Nature hates bare ground and will always try and cover it to kick start a complex structure of life. If ground is bare, most organisms will not survive as like us, they will be too hot, too cold, too we, too dry as they require specific temperatures, oxygen and water levels and food to flourish and to do their jobs.

The weeds initially colonize the “dirt” and will begin to produce complex sugars and simple proteins that they will exude out of the root systems that they lay down. This will feed specific microbes that will in turn start a cycling of nutrients at the root zone and make it inhabitable for invisible life. In this trading relationship the plants will swap the sugary plant nectars excreted through their root systems, for water, minerals and for protection, while symbiotically the microbes build synergistic networks around the roots where they find this food. When we spray these plants with chemicals, we not starve these organisms by cutting off their food supply, but indiscriminately chemically annihilate them. These organisms are required to build underground water reservoirs for excessive rain, storing it for future plant use and they free up and cycle nutrients from inorganic to plant, and ultimately animal and human availability.

So now we get to our step two, as having let the ground be colonized by these “weeds” we began to mow them. By dropping their biomass by mowing, it provides building materials for the microbes to begin to build complex soil structures. They are integrating this organic carbon material, eating it, pooping it, tunnelling through, and rearranging pieces, sequestering carbon and makings soil. There is an army building beneath your feet.

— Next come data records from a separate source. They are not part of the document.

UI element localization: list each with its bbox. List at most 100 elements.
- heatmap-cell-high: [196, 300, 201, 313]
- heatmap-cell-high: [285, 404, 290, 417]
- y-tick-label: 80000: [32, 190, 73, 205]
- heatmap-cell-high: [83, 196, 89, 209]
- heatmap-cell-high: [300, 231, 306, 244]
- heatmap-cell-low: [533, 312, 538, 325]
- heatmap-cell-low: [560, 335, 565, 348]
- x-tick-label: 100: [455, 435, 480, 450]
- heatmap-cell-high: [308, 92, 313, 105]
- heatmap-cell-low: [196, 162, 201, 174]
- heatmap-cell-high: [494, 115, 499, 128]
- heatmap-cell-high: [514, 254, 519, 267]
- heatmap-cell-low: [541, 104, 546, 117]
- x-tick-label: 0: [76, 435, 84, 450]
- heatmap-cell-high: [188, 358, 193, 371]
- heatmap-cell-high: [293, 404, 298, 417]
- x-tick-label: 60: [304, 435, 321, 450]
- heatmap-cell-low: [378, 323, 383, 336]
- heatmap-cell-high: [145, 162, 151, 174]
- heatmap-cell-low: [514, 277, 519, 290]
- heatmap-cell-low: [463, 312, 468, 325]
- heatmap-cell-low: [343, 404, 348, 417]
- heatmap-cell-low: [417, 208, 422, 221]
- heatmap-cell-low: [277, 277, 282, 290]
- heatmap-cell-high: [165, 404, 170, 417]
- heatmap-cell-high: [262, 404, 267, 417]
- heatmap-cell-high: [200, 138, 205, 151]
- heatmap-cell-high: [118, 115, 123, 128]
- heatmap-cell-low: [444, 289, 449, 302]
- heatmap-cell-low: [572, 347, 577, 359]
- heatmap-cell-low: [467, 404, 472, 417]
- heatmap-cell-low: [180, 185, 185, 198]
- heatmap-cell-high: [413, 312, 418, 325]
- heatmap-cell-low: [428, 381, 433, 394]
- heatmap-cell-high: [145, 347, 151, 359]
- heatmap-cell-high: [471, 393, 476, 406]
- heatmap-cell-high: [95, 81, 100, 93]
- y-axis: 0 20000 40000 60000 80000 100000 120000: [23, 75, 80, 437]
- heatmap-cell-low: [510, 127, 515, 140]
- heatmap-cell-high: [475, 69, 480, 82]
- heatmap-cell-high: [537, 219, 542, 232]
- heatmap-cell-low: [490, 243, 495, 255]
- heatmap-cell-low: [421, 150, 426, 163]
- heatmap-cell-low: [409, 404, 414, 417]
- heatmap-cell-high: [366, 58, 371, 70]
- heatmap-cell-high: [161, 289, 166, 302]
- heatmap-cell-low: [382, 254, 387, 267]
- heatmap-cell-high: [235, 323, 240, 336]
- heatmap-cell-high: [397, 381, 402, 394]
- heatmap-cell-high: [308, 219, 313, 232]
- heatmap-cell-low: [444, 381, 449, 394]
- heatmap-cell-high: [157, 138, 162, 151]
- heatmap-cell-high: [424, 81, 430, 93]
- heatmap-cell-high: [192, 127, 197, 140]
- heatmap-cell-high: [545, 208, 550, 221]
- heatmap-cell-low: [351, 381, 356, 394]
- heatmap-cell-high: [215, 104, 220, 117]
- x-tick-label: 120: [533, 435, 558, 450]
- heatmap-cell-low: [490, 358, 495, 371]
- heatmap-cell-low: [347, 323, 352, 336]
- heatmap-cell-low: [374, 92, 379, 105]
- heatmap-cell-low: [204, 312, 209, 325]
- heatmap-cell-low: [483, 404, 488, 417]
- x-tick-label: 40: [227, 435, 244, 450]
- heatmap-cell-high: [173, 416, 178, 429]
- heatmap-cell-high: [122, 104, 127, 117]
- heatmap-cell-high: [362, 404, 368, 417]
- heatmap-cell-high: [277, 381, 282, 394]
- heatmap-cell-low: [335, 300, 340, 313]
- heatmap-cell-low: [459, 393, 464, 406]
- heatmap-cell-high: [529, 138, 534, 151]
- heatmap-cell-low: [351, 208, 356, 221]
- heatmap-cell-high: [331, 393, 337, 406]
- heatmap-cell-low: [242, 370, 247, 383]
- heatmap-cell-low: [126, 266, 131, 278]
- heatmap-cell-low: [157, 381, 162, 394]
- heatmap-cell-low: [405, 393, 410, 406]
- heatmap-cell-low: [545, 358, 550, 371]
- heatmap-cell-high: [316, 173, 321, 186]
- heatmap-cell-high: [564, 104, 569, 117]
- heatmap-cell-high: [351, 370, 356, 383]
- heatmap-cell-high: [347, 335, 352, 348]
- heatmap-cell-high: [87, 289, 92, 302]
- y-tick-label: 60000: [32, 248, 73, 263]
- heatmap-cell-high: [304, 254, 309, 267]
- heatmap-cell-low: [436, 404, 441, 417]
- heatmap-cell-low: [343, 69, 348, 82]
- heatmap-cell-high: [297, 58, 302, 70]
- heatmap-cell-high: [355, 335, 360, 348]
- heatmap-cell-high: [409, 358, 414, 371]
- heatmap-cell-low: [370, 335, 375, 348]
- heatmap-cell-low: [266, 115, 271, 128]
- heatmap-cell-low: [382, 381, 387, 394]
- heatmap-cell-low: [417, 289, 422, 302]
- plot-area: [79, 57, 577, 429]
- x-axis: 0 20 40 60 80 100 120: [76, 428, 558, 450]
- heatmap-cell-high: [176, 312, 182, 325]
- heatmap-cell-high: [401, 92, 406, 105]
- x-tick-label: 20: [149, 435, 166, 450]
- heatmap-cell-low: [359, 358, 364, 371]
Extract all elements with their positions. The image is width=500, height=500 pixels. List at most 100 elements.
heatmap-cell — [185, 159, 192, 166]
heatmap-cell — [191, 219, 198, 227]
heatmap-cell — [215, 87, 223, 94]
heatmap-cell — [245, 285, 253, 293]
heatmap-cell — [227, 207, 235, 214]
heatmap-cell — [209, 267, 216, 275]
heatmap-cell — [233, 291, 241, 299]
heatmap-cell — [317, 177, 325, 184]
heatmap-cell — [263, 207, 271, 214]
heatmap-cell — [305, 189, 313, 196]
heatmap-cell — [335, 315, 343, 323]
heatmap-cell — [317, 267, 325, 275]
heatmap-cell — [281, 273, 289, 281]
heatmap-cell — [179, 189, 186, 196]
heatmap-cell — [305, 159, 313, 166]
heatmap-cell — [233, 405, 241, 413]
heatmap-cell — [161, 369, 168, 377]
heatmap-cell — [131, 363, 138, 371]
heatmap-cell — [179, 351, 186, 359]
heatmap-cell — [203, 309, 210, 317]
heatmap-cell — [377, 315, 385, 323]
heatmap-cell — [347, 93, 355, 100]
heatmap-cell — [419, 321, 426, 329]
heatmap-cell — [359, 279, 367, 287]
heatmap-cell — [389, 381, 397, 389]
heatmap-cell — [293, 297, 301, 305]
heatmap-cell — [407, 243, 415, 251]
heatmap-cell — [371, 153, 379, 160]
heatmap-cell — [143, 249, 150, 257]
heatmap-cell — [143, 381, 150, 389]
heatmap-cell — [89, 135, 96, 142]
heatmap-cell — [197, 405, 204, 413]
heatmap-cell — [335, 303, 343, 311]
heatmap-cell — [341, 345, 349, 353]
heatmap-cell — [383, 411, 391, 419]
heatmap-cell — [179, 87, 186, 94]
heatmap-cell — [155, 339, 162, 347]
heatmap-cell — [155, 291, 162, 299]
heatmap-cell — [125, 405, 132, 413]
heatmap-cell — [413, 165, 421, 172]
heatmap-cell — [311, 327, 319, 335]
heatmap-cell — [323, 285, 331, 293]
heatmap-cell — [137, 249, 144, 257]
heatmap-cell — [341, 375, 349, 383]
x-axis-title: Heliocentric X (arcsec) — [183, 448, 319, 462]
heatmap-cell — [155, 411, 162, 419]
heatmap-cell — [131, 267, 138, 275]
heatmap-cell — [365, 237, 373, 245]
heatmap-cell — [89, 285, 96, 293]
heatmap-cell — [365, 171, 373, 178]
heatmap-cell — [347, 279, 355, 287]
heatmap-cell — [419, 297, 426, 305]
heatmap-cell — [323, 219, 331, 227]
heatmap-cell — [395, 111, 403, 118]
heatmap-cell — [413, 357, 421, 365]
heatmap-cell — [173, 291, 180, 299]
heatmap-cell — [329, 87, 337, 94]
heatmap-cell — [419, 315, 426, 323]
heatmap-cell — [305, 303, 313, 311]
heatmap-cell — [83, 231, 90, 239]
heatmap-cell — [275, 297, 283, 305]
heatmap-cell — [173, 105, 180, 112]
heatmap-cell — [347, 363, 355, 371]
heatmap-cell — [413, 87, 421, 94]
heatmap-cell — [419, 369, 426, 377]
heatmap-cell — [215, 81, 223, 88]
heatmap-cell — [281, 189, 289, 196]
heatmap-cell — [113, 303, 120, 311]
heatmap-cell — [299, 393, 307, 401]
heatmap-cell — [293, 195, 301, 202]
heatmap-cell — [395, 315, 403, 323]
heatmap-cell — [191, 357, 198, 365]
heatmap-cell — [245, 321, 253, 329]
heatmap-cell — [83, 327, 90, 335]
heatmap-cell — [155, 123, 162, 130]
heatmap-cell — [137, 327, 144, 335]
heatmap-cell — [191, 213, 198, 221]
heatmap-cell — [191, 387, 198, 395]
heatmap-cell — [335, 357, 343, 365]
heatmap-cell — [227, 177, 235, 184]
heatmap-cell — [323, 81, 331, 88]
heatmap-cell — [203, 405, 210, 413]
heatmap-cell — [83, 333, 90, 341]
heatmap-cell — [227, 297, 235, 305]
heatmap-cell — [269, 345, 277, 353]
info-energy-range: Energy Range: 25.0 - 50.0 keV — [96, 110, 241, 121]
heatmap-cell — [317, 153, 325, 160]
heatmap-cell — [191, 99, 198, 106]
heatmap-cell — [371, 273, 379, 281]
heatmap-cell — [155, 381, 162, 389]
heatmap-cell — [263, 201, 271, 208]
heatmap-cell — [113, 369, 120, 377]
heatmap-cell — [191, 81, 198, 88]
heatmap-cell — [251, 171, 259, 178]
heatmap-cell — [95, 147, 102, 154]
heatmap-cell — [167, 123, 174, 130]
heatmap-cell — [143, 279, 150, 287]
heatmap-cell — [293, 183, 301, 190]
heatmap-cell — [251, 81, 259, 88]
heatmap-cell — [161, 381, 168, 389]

This year, after mowing, I decided you use some macroscopic helpers and am adding sheep to the system. Sheep will accelerate this even faster. Their tiny cloven hooves will press the mow clippings and trampled plants into the soil where the microbes will gain further access as they are recycled into the soil system building biomass. The sheep love many of the plants that are growing there and that we find undesirable and that our horses refuse to eat or even sometimes find toxic. They dutifully chomp away on these buffets of sheepy favorites and as they mow this “lawn” in a more natural fashion, they will also be inoculating the soil with more microbes. The land desires the presence of ruminants like sheep. Their saliva, urine and poop are all loaded with microbe feeding goodness. The bacteria growing in the fermentation chambers of the sheep’s rumen will further add to the soil building crew invisible to our unaided eyes.

Yes the lawn area is still weedy, it is however now green; clean shorn, tidy and a building ecosystem. As the soil begins to build beneath the weeds, the environment will become more conducive to the survival of grass, and the weeds will naturally find it inhospitable and disappear as the ecological system shifts away from them.  The next step will be to begin adding a bit of pasture seed maybe next spring and begin the grass cycle. I anticipate that within a few short years, I will have a nice lawn along with free topsoil, and a little more free sheep and horse grazing.